Leaded Stained Glass
With leaded stained glass a channel of lead is used to securely hold the glass in place. This is considered more difficult since it requires more skill and precision than foiling because each piece of glass and lead must be precisely fitted together before they are soldered. Most foiled panels are fitted together with the use of a grinder to minimally shape each piece. However, because a grinder is used, the copper foil method (or the Tiffany method as it is also known) has become the preferred method of hobbyists. A poor glass cutter can unfortunately substitute a grinder for experience when doing copper foil.
Leading requires very precise glass cutting since the lead channel follows the contour of the glass exactly. Although most modern studios have a grinder, most pieces in a leaded window can be fitted together with little or no adjustment, and infrequent use of a grinder, if they have been cut by a good glass cutter. The lines of the lead channel should be smooth, with the straight lines being perfectly straight and the curves being smooth.

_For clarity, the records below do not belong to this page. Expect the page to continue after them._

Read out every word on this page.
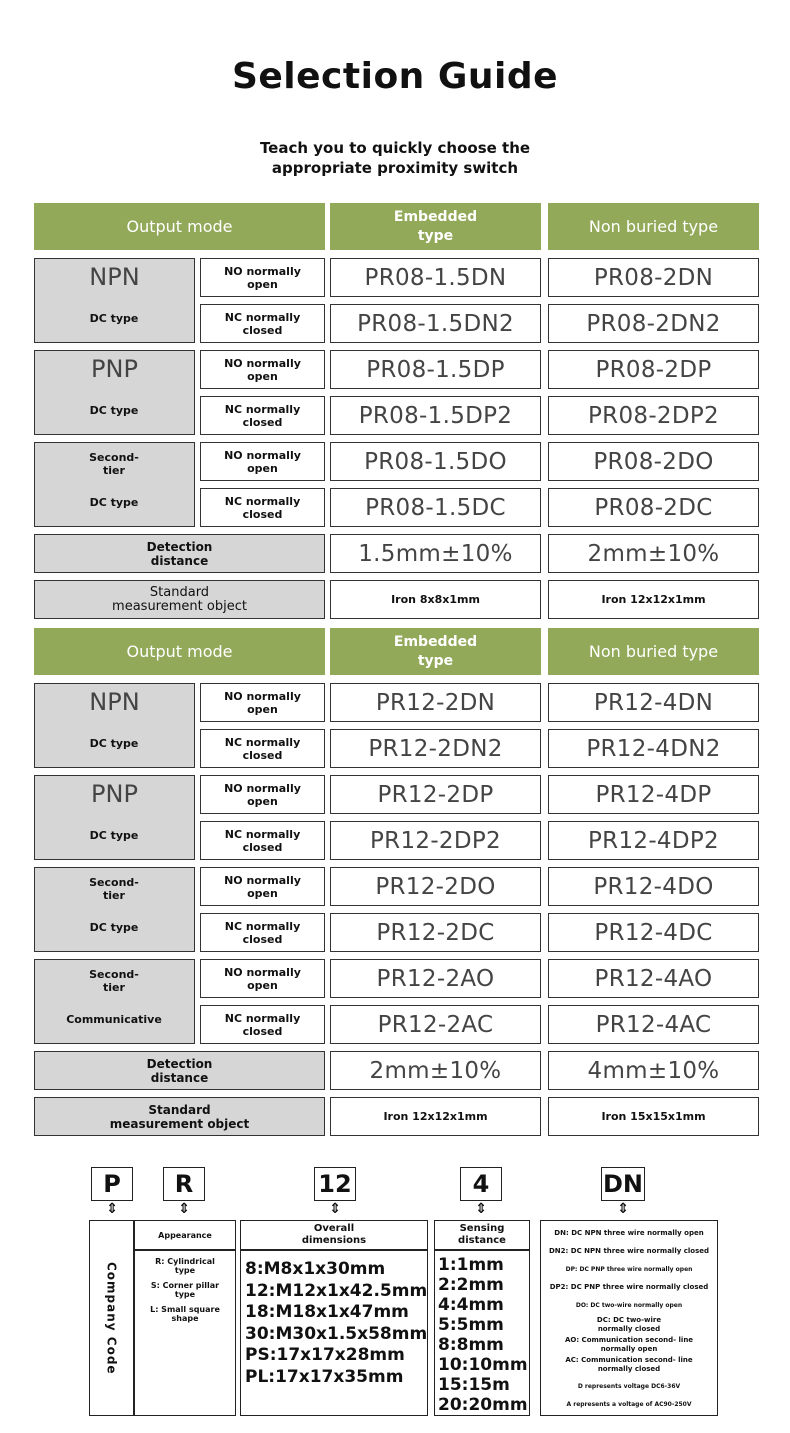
Selection Guide
Teach you to quickly choose the appropriate proximity switch
Output mode
Embedded type	Non buried type
NPN
DC type
NO normally open	PR08-1.5DN	PR08-2DN
NC normally closed	PR08-1.5DN2	PR08-2DN2
PNP
DC type
NO normally open	PR08-1.5DP	PR08-2DP
NC normally closed	PR08-1.5DP2	PR08-2DP2
Second-tier
DC type
NO normally open	PR08-1.5DO	PR08-2DO
NC normally closed	PR08-1.5DC	PR08-2DC
Detection distance	1.5mm±10%	2mm±10%
Standard measurement object	Iron 8x8x1mm	Iron 12x12x1mm
Output mode
Embedded type	Non buried type
NPN
DC type
NO normally open	PR12-2DN	PR12-4DN
NC normally closed	PR12-2DN2	PR12-4DN2
PNP
DC type
NO normally open	PR12-2DP	PR12-4DP
NC normally closed	PR12-2DP2	PR12-4DP2
Second-tier
DC type
NO normally open	PR12-2DO	PR12-4DO
NC normally closed	PR12-2DC	PR12-4DC
Second-tier
Communicative
NO normally open	PR12-2AO	PR12-4AO
NC normally closed	PR12-2AC	PR12-4AC
Detection distance	2mm±10%	4mm±10%
Standard measurement object	Iron 12x12x1mm	Iron 15x15x1mm
P	R	12	4	DN
⇕	⇕	⇕	⇕	⇕
Company Code
Appearance
R: Cylindrical type
S: Corner pillar type
L: Small square shape
Overall dimensions
8:M8x1x30mm
12:M12x1x42.5mm
18:M18x1x47mm
30:M30x1.5x58mm
PS:17x17x28mm
PL:17x17x35mm
Sensing distance
1:1mm
2:2mm
4:4mm
5:5mm
8:8mm
10:10mm
15:15m
20:20mm
DN: DC NPN three wire normally open
DN2: DC NPN three wire normally closed
DP: DC PNP three wire normally open
DP2: DC PNP three wire normally closed
DO: DC two-wire normally open
DC: DC two-wire normally closed
AO: Communication second- line normally open
AC: Communication second- line normally closed
D represents voltage DC6-36V
A represents a voltage of AC90-250V
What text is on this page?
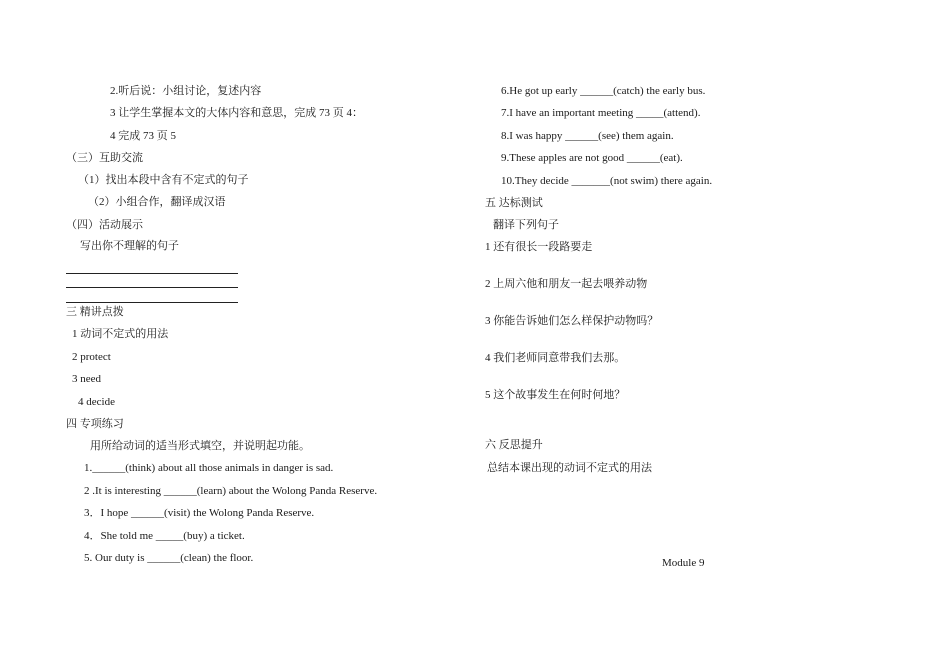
2.听后说：小组讨论，复述内容
3 让学生掌握本文的大体内容和意思，完成 73 页 4：
4 完成 73 页 5
（三）互助交流
（1）找出本段中含有不定式的句子
（2）小组合作，翻译成汉语
（四）活动展示
写出你不理解的句子
三 精讲点拨
1 动词不定式的用法
2 protect
3 need
4 decide
四 专项练习
用所给动词的适当形式填空，并说明起功能。
1.______(think) about all those animals in danger is sad.
2 .It is interesting ______(learn) about the Wolong Panda Reserve.
3．I hope ______(visit) the Wolong Panda Reserve.
4．She told me _____(buy) a ticket.
5. Our duty is ______(clean) the floor.
6.He got up early ______(catch) the early bus.
7.I have an important meeting _____(attend).
8.I was happy ______(see) them again.
9.These apples are not good ______(eat).
10.They decide _______(not swim) there again.
五 达标测试
翻译下列句子
1 还有很长一段路要走
2 上周六他和朋友一起去喂养动物
3 你能告诉她们怎么样保护动物吗？
4 我们老师同意带我们去那。
5 这个故事发生在何时何地？
六 反思提升
总结本课出现的动词不定式的用法
Module 9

Lead requires soldering where one piece of lead touches another. These solder joints should be smooth and relatively small without globs or long trailing arms of solder.
The intersection of lead lines should be even and match in all directions. Cross intersections should not be staggered. Angle joints should transition smoothly from one lead channel to the next.
If patina is applied to the lead channel, it should be even and without blotches. If it is done the old fashioned way, with brushing and elbow grease, the lead should have anything from a dull pewter finish to a black finish, and the finish should be fairly even.
Putty should be applied to every piece made with lead, as it helps give the window “good posture” because of the support it gives to the glass. Most companies make their own putty and although the ingredients vary. It is recommended to avoid any piece that utilizes Portland cement in their putty matrix. It hardens too well, and does not adequately cushion the glass. Secondly, it’s nearly impossible to repair a piece puttied with Portland cement. Each region of the US tends to refer to putty as something different. The terms mud, putty, and cement seem to be the most common, even though cement is really a misnomer because no true cement should ever be an ingredient in putty.
Putty is also applied to a leaded piece as weatherproofing. When correctly applied, putty is watertight for many decades. The putty should be applied evenly under each and every lead, on both sides of the window, and the excess is typically removed. Although some studios leave extra putty on church windows and windows that are installed at great heights (where it’s not really noticeable), it is advised to avoid excess putty on residential pieces. Putty can be used to cover up deficiencies in glass cutting which can lead to structural problems in the years to come.
If the piece has a painted design or lettering directly on the glass, ask the studio how they affix these images to the glass. If the paint is not properly affixed or inferior paint is used, it may come off with the use of glass cleaner or other cleansers. A quality studio will only use specially formulated paints or traditional glass paints, which get fired into the glass at temperatures over 1000-degrees Fahrenheit.